Now that he has the extra political motivation of having one less senator in his corner, President Obama is charging ahead on financial regulation. Some of the things he proposed today are ideas we’ve been tossing about on this blog for months.
Obama’s measures would give the government the ability to limit the size of the nation’s banks and the scope of their risk-taking. More from CNBC:
Obama proposed new rules to prevent banks or financial institutions that own banks from owning, investing in or sponsoring a hedge fund or private equity fund.
The rules would also bar institutions from proprietary trading operations, unrelated to serving customers, for their own profit.
Proprietary trading refers to a firm making bets on financial markets with its own money, rather than executing a trade for a client.
In the video from today’s announcement, you’ll notice a tall, older gentlemen standing to the left of President Obama:
It’s Paul Volcker, former chairman of the Federal Reserve. We’ve talked about him before. In September we discussed Volcker’s testimony before Congress. Here’s what Volcker said:
As a general matter, I would exclude from commercial banking institutions, which are potential beneficiaries of official (i.e., taxpayer) financial support, certain risky activities entirely suitable for our capital markets.
Ownership or sponsorship of hedge funds and private equity funds should be among those prohibited activities. So should in my view a heavy volume of proprietary trading with its inherent risks.
That’s almost word-for-word what we heard today. But why is Obama listening to Volcker now, when he previously seemed to ignore his advice? Perhaps the public pressure got to him. Perhaps the senate seat lost in Massachusetts lit a fire. Perhaps the Obama team just can’t stop playing “throw it against the wall and see what sticks.”

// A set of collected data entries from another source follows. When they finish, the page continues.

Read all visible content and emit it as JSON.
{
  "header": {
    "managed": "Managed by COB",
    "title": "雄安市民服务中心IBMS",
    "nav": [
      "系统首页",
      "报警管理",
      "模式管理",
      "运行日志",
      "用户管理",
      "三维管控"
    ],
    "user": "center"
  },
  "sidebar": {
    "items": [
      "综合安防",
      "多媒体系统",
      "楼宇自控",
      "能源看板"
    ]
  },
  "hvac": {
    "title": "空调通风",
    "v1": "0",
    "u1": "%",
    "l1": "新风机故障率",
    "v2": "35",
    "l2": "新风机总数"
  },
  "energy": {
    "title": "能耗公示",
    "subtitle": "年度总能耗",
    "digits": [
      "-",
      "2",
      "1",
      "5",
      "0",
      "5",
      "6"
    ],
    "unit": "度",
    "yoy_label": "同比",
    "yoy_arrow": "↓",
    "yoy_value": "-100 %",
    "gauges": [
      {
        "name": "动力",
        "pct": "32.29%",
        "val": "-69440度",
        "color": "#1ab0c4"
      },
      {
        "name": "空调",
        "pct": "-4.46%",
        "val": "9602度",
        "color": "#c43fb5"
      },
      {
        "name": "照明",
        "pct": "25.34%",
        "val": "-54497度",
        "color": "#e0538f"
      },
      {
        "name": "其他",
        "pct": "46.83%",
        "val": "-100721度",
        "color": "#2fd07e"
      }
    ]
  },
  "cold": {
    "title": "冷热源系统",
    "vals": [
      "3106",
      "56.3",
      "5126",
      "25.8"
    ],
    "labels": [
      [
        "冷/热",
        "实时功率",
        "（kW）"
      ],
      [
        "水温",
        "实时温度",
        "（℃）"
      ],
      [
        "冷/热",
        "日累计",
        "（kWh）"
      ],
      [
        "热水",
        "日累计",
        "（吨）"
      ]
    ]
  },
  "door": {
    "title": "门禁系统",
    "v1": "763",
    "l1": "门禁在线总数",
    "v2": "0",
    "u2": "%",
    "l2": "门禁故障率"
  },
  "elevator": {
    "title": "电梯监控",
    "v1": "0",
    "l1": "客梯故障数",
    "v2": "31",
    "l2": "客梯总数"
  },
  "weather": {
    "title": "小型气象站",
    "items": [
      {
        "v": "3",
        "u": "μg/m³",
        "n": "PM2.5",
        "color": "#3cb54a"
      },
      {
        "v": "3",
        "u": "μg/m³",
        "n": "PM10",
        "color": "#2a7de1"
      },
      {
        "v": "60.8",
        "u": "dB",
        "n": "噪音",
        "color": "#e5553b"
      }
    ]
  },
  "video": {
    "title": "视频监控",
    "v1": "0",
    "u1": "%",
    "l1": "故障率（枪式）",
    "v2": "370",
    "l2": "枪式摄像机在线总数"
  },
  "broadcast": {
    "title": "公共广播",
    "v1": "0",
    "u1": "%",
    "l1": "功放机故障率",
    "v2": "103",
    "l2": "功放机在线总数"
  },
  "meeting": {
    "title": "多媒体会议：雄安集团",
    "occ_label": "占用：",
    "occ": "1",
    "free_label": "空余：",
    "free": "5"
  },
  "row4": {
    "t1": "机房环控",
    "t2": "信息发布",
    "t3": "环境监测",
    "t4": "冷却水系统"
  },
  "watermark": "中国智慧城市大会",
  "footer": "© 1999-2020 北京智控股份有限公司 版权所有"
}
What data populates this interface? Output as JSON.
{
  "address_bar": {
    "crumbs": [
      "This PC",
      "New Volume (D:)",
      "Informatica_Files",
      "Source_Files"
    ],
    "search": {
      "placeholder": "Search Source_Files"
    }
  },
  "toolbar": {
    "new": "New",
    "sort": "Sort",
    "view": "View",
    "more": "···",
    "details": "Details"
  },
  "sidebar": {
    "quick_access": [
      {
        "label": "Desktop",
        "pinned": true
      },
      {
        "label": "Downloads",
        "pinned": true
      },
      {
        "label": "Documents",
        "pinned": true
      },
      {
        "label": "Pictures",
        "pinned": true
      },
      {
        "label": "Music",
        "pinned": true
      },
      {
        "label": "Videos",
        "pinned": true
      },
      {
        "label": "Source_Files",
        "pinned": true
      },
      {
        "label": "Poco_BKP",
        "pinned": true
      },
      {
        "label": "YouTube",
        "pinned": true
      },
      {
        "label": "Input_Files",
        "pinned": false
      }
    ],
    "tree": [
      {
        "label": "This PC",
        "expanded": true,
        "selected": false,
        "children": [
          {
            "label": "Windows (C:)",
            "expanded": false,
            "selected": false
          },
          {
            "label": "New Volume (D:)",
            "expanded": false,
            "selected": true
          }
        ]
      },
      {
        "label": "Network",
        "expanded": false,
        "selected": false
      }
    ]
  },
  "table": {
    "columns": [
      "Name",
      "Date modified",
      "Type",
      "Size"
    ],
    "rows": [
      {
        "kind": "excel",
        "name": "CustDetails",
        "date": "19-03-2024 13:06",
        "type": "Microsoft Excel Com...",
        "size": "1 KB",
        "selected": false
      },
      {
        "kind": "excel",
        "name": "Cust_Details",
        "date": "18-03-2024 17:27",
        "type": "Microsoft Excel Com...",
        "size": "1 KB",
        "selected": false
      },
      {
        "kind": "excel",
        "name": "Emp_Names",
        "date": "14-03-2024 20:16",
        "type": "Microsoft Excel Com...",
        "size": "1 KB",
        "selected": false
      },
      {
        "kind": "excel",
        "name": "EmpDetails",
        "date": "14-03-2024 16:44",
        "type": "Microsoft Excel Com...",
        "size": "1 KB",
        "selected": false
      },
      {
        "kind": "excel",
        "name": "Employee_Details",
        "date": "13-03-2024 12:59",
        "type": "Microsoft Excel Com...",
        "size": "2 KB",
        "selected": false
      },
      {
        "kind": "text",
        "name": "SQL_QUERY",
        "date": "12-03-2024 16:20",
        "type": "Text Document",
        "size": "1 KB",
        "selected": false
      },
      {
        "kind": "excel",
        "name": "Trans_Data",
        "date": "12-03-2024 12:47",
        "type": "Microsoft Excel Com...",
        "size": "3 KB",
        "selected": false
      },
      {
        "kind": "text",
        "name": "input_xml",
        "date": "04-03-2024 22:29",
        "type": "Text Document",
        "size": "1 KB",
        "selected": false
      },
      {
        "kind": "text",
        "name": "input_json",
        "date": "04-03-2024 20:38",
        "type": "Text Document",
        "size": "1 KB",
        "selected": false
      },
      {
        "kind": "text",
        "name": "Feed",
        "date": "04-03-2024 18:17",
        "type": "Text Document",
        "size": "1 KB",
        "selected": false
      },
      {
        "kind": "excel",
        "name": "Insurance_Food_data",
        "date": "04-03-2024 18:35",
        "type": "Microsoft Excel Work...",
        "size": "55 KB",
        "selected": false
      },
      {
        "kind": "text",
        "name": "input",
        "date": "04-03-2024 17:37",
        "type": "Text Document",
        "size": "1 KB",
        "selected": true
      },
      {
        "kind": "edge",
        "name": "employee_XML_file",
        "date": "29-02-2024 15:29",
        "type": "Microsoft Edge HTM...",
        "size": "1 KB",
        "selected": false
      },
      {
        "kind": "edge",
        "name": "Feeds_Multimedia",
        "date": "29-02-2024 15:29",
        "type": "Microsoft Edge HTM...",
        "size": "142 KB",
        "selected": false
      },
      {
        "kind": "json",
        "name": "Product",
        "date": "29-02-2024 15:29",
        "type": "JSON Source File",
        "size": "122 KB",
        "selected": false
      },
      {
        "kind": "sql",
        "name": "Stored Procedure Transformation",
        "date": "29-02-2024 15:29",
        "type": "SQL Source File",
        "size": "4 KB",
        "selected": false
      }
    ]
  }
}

Or maaaaybe the president finally stopped waiting on Wall Street to “join in” the reform effort.
If you watched the Financial Crisis Inquiry Commission hearings last week, you’ll know what I mean. People like Paul Krugman wrote that the bank CEOs seemed clueless about what caused the crisis and how a future crisis might be prevented. Why is that? Are they dumb people? Are they just playing dumb?
Neither. They simply don’t care to know. The best explanation I’ve seen is from an anonymous M&A guy who writes the blog, The Epicurean Dealmaker.
In this post, The Epicurean Dealmaker explains why government and Wall Street will never figure these things out together:
Investment bankers’ job is to surf the wave of financial and economic activity and make money from it, not convene a committee to discuss the design of dikes and levees.
That is the job of regulators, politicians, and public intellectuals like you, Mr. Krugman. So get crackin’.
We’ll be over here in the corner, making money, until you get back to us.
More on the bank CEOs themselves:
They are damn smart; scary smart, in fact. You don’t get to the top of the greasy ladder of a major global investment bank’s executive suite by being dull, incurious, or lethargic. People like that get sliced to ribbons and thrown into the chum bucket in my industry before they reach Managing Director, if they ever get inside in the first place. These guys got game, people. Serious game. You would be foolish to doubt it.
But they also have absolutely no interest whatsoever in the whys and wherefores of the financial crisis, the proper size and role of banks and investment banks in the domestic economy, or the moral imperatives inherent in stewarding the financial plumbing undergirding the daily lives and livelihoods of six billion people.
Maybe the president has finally figured that out.